Há 17 anos, Paulo José recebeu a notícia de que era portador do Mal de Parkinson. Mas a doença, que prejudica os movimentos do corpo e da face, essenciais para um ator, não o afastou de seus personagens. Só neste ano, Paulo se prepara para rodar "O Palhaço", de Selton Mello, divide o palco com a filha Ana Kutner, na peça "Um Navio no Espaço ou Ana Cristina César”, e acaba de lançar o filme “Quincas Berro d’Água”, baseado no romance de Jorge Amado.
Dirigido por Sérgio Machado (Cidade Baixa), “Quincas” traz Paulo como o personagem do título, um ex-funcionário público que, após ser encontrado morto em sua cama, é conduzido pelos amigos para uma derradeira noite de farra. Na empreitada, o personagem tem uma espécie de segunda morte, agora do modo que sempre sonhou. Na ocasião do lançamento do filme, Paulo conversou com o iBahia.com.
iBahia.com - Quem é Quincas Berro D’água?
Paulo José - Quincas é o homem que resolveu tirar a coleira que o prendia a uma vida morna, sem gosto. Resolveu virar o cachorro magro, de rua, vira-lata, mas sem a coleira. Antes era o cachorro doméstico acorrentado. Pegou um barco sem rumo e resolveu respirar. É um personagem que ensina, ao seu modo, que não existe validade para alcançar a vida. Quincas é a recusa de permanecer morto.
iBahia.com - Adaptar um personagem do universo literário exige uma atuação específica?
Paulo José - O cinema exige uma atuação particular. Tudo precisa ser mínimo, já que a câmera amplia, faz tudo ficar maior. Então, uma leve levantada de sobrancelha pode virar uma coisa monstruosa naquela tela gigante. Esse é o trabalho com a linguagem do cinema. Diminuir, diminuir, até ficar apenas na sugestão. A sugestão é sempre o melhor caminho a ser trilhado. Lembre dos bons filmes. É sempre a tentativa de sugerir, seja ela do diretor ou do ator.
iBahia.com - Qual sua relação com a literatura de Jorge Amado?
Paulo José - Jorge, junto com Pierre Verger, é o responsável pela projeção imagética dessa Bahia popular, religiosa, mestiça. É natural que todo brasileiro tenha uma relação com essa imagem projetada pelo Jorge, pelo Verger. No caso especifico de Quincas Berra d’Água, que é uma das maiores novelas de Jorge, ele foge um pouco de seus temas mais recorrentes. Não que deixe de falar da Bahia popular, mas traça um painel diferenciado, mais urbano, voltado para a capital. E é uma obra despretensiosa, publicada em revista, fora do roteiro tradicional do romancista conhecido. Lembro que quando li, notei o tempo do livro. É um livro perfeito para o cinema, seco, conciso. Tem uma narrativa muito cinematográfica, o tempo exato de um longa-metragem.
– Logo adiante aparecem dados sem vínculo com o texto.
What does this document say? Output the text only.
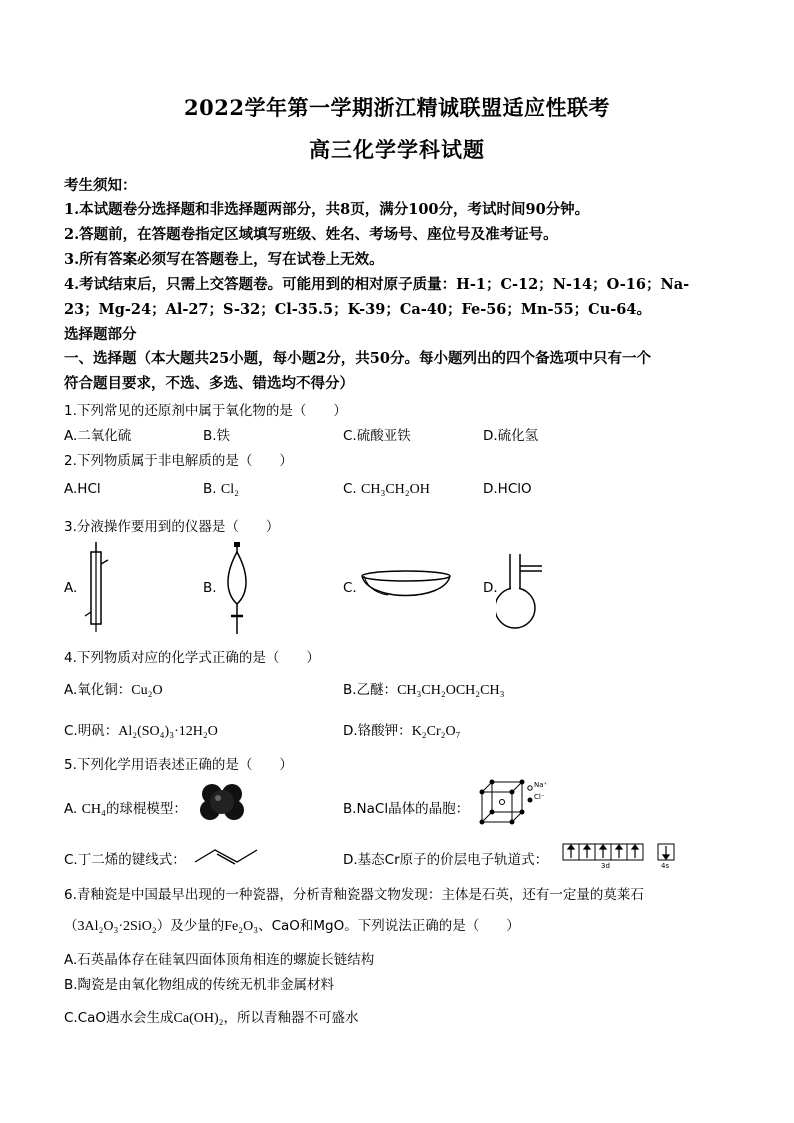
2022学年第一学期浙江精诚联盟适应性联考
高三化学学科试题
考生须知：
1.本试题卷分选择题和非选择题两部分，共8页，满分100分，考试时间90分钟。
2.答题前，在答题卷指定区域填写班级、姓名、考场号、座位号及准考证号。
3.所有答案必须写在答题卷上，写在试卷上无效。
4.考试结束后，只需上交答题卷。可能用到的相对原子质量：H-1；C-12；N-14；O-16；Na-
23；Mg-24；Al-27；S-32；Cl-35.5；K-39；Ca-40；Fe-56；Mn-55；Cu-64。
选择题部分
一、选择题（本大题共25小题，每小题2分，共50分。每小题列出的四个备选项中只有一个
符合题目要求，不选、多选、错选均不得分）
1.下列常见的还原剂中属于氧化物的是（　　）
A.二氧化硫	B.铁	C.硫酸亚铁	D.硫化氢
2.下列物质属于非电解质的是（　　）
A.HCl	B. Cl₂	C. CH₃CH₂OH	D.HClO
3.分液操作要用到的仪器是（　　）
A.	B.	C.	D.
4.下列物质对应的化学式正确的是（　　）
A.氧化铜：Cu₂O	B.乙醚：CH₃CH₂OCH₂CH₃
C.明矾：Al₂(SO₄)₃·12H₂O	D.铬酸钾：K₂Cr₂O₇
5.下列化学用语表述正确的是（　　）
A. CH₄的球棍模型：	B.NaCl晶体的晶胞：
Na⁺
Cl⁻
C.丁二烯的键线式：	D.基态Cr原子的价层电子轨道式：	3d	4s
6.青釉瓷是中国最早出现的一种瓷器，分析青釉瓷器文物发现：主体是石英，还有一定量的莫莱石
（3Al₂O₃·2SiO₂）及少量的Fe₂O₃、CaO和MgO。下列说法正确的是（　　）
A.石英晶体存在硅氧四面体顶角相连的螺旋长链结构
B.陶瓷是由氧化物组成的传统无机非金属材料
C.CaO遇水会生成Ca(OH)₂，所以青釉器不可盛水
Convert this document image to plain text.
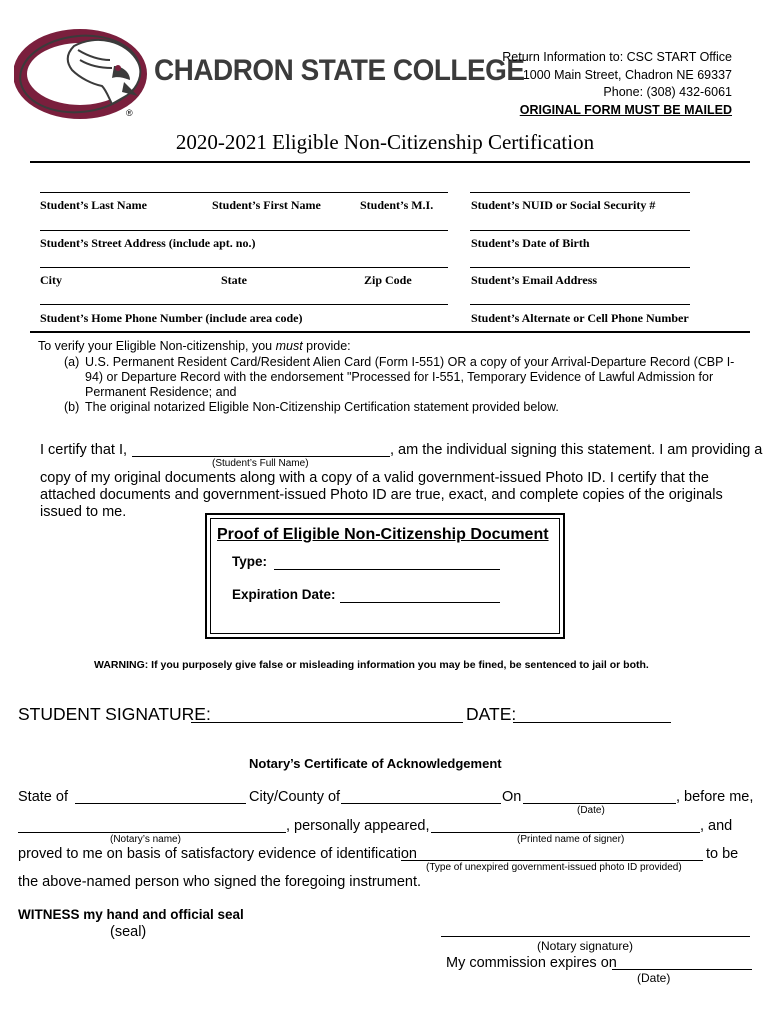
®
CHADRON STATE COLLEGE
Return Information to: CSC START Office
1000 Main Street, Chadron NE 69337
Phone: (308) 432-6061
ORIGINAL FORM MUST BE MAILED
2020-2021 Eligible Non-Citizenship Certification
Student’s Last Name	Student’s First Name	Student’s M.I.	Student’s NUID or Social Security #
Student’s Street Address (include apt. no.)	Student’s Date of Birth
City	State	Zip Code	Student’s Email Address
Student’s Home Phone Number (include area code)	Student’s Alternate or Cell Phone Number
To verify your Eligible Non-citizenship, you must provide:
(a) U.S. Permanent Resident Card/Resident Alien Card (Form I-551) OR a copy of your Arrival-Departure Record (CBP I-94) or Departure Record with the endorsement "Processed for I-551, Temporary Evidence of Lawful Admission for Permanent Residence; and
(b) The original notarized Eligible Non-Citizenship Certification statement provided below.
I certify that I,	, am the individual signing this statement. I am providing a
(Student’s Full Name)
copy of my original documents along with a copy of a valid government-issued Photo ID. I certify that the attached documents and government-issued Photo ID are true, exact, and complete copies of the originals issued to me.
Proof of Eligible Non-Citizenship Document
Type:
Expiration Date:
WARNING: If you purposely give false or misleading information you may be fined, be sentenced to jail or both.
STUDENT SIGNATURE:	DATE:
Notary’s Certificate of Acknowledgement
State of	City/County of	On	, before me,
(Date)
, personally appeared,	, and
(Notary’s name)	(Printed name of signer)
proved to me on basis of satisfactory evidence of identification	to be
(Type of unexpired government-issued photo ID provided)
the above-named person who signed the foregoing instrument.
WITNESS my hand and official seal
(seal)
(Notary signature)
My commission expires on
(Date)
iBahia.com - Além das viagens pelo Brasil para o lançamento de Quincas, você está gravando o novo filme de Selton Melo, em Paulínea (SP), e está em cartaz com a peça “Um navio no espaço ou Ana Cristina César”. Não cansa?
Paulo José - Você esqueceu de falar da série Justica, dirigida por Wolf Maya. Faço parte do elenco. O projeto deve estrear no meio do ano na Globo. Veja, essa é minha caminhada. Já que falei em caminho, não vejo outro. E todas essas coisas, na verdade, fazem parte de um mesmo projeto. É como se eu estivesse fazendo uma coisa só, um único trabalho: expressar, atuar, representar, sinônimos para aquilo que escolhi fazer.
iBahia.com - “Parkinson de diversões” foi a expressão que você utilizou para se referir ao problema que enfrenta há 17 anos. Encarar a doença de maneira bem-humorada é uma forma de minimizá-la?
Paulo José - Certa vez, recebi o email de uma mulher comentando essa minha declaração. Se não me engano, ela era mulher de um portador da doença e o email dizia que eu não devia brincar com um problema desses. Pedia para eu refletir. Isso me deixou mais cauteloso. Não posso fingir que se trata de algo simples, fácil. Isso do “Parkinson de diversões” não soou muito bem. É um distúrbio degenerativo. Minha rotina é condicionada por ele. Tenho hora para tomar remédio, hora para fazer a sessão de ginástica, hora para a sessão de voz. Você vai perdendo a capacidade de coordenar os movimentos do corpo, da face, sua voz vai ficando falha. Mas se eu parar para ficar refletindo sobre isso, o problema se transforma em algo ainda maior. Tenho que continuar trabalhando, olhando para os meus personagens. Permanecer na ativa é um remédio contra o Parkinson.